According to code comments for MapCompose
The functions can also return `None` in which case the output of that function is ignored for further processing over the chain.
def __call__(, value: Any, loader_context: MutableMapping[str, Any] | None = None) -> Iterable[Any]:
if loader_context:
context = ChainMap(loader_context, self.default_loader_context)
else:
context = self.default_loader_context
Although according to the code, if I interpret it correctly, MapCompose ignores functions if None is an input instead pushing default_loader_context down the chain. This makes my code conceptually wrong as the functions that address None are meaningless because they are not executed by MapCompose.
@furas transformed the question to default values.
According to the changelog, support for default field values was removed in v0.14 that is before 2012-10-18. However, an introduction of @dataclass returned this concept in v2.2.0. Documentation states that attr.s items also allow to define the type and default value of each defined field, and, similarly to @dataclass, also do not provide an example. Additionally, get() method has a default argument.
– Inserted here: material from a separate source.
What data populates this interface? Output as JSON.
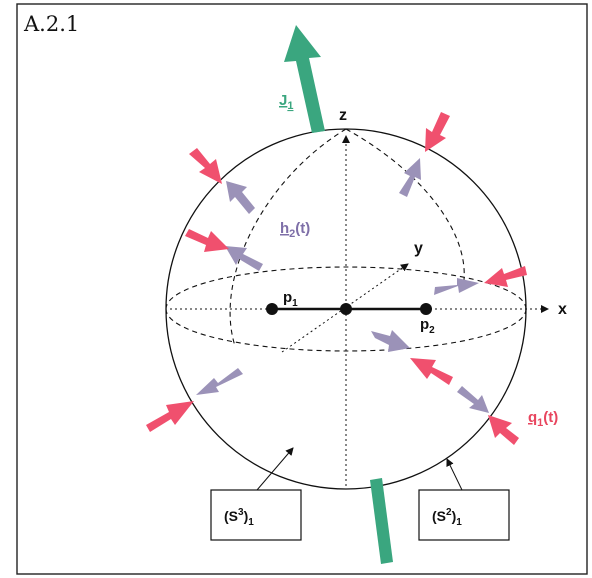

get() method is easy and it replaces None with "get_method_default"
start_urls = ["https://books.toscrape.com"]
def parse(self, response):
title=response.xpath("//h3/a/text()").get(),
none_get=response.xpath("//h3/b/text()").get(default="get_method_default")
@dataclass is questionable in my implementation because it returns "dataclass_field_default" only if none_field is deliberately switched off otherwise it returns None
@dataclass
class NoneItem:
title: str
none_get: str
none_field: str = "dataclass_field_default"
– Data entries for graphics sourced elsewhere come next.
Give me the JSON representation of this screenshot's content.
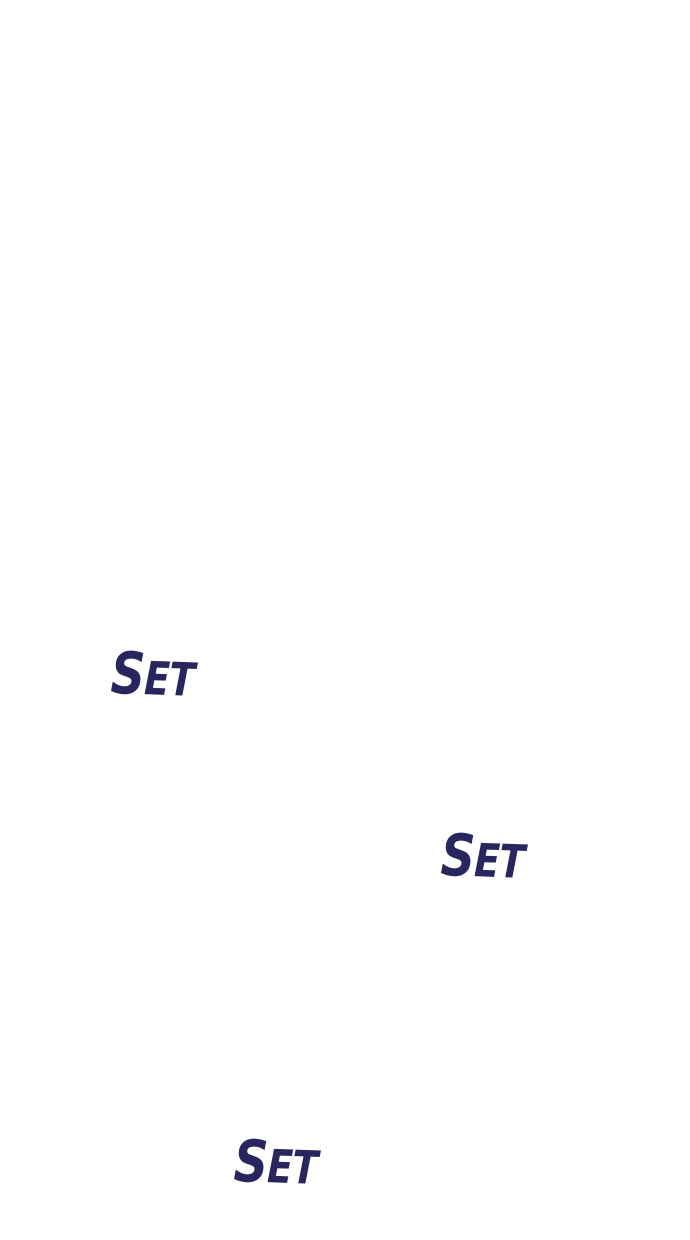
{
  "panel": {
    "background": "#ffffff",
    "sfx_color": "#28265e",
    "sound_effects": [
      {
        "first": "S",
        "rest": "ET"
      },
      {
        "first": "S",
        "rest": "ET"
      },
      {
        "first": "S",
        "rest": "ET"
      }
    ]
  }
}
def parse(self, response):
title=response.xpath("//h3/a/text()").get(),
none_get=response.xpath("//h3/b/text()").get(default="get_method_default")
none_field=response.xpath("//h3/b/text()").get()
item = NoneItem(
title=title,
none_get=none_get,
# none_field=none_field
)
yield item
@attr.s() item is similarly defined and shows the same behavior.
In summary as for now, get() is a suitable Scrapy method to replace occasional None with default values.